Сказать, что я опешила от такой внезапной несправедливости? Нет, не опешила. Я чуть не задохнулась, выпучив глаза, а Назар, жмурясь от удовольствия, отщипнул небольшой кусочек от огромного шара, отправил его себе в рот. Следом оторвал чуть больше и рассмеялся, когда я схватила его руку с ватой и оторвала от нее большой кусман.
– Эвридика Васильевна, ай-ай-ай, – покачал он головой, улыбаясь от уха до уха.
– Не ай-ай-ай, Назар Георгиевич, а «не хотите ли попробовать»! – захохотала я, дёргая руку, которую Назар поднял над головой. – Мало того, что вы меня обманули, так теперь ещё и ватой жадничаете поделиться!?
– Ты любишь вату?
– Представь себе, люблю!
– А разве балеринам ее можно?
– Можно!
– Тогда держи, – Назар протянул мне вату на палочке, а сам заулыбался шире. – Я, если честно, вату не очень люблю.
– Опять обман?
– Где? – удивился Назар, обернулся, всматриваясь в проходящих мимо людей и даже остановил одного, спрашивая. – Извините, а вы не видели тут обман? Мы его потеряли и не можем найти.

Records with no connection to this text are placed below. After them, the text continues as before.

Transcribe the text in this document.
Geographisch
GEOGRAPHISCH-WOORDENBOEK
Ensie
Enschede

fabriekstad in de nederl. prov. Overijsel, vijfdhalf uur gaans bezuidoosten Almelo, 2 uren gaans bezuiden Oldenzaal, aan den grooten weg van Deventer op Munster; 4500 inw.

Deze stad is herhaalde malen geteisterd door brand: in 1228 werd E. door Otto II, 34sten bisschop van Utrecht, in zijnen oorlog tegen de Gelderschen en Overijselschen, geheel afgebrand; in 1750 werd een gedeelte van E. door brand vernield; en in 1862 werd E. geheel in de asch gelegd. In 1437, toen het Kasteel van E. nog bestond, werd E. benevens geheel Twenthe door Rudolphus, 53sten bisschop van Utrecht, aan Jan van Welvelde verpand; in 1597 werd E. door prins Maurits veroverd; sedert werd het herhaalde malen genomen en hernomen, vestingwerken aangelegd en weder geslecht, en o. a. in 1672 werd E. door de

– Что? – опешил мужчина, а Назар с серьезным лицом повторил:
– Обман. Такой маленький с хвостиком. Не видели?
– Придурки, – отмахнулся мужчина, и я прыснула от смеха.
– Давай на обратном пути поищем? – предложил Назар, протягивая мне ладонь.
– Давай. Только что-то мне подсказывает, что мы его не найдем.
Как оказалось, сегодня в Мирославском парке было официальное открытие после реконструкции. Мы с Манькой ходили сюда пару раз года два назад, а потом как-то перестали, ведь ничего особенного здесь не было. Обыкновенный парк с прудом, где большую часть гуляющих составляли девушки с колясками и пенсионеры. Первые неспешно шли по дорожкам, негромко переговариваясь, чтобы не разбудить своих малышей, вторые больше сидели на скамейках, обсуждая новости, или рассматривали проходящих мимо. А сейчас парк изменился. В нем установили новые фонари под старину, заменили скамейки, освежили асфальтовое покрытие и высадили новые кусты вдоль дорожек. За ними можно было рассмотреть ровные площадки с беседками, где-то появились детские площадочки с качелями и песочницами, но главное изменение коснулось той части, которая два года назад выглядела заброшенной. Я даже невольно остановилась, рассматривая парк аттракционов и огромное колесо обозрения. Зажмурилась и снова открыла глаза, не веря тому, что вижу.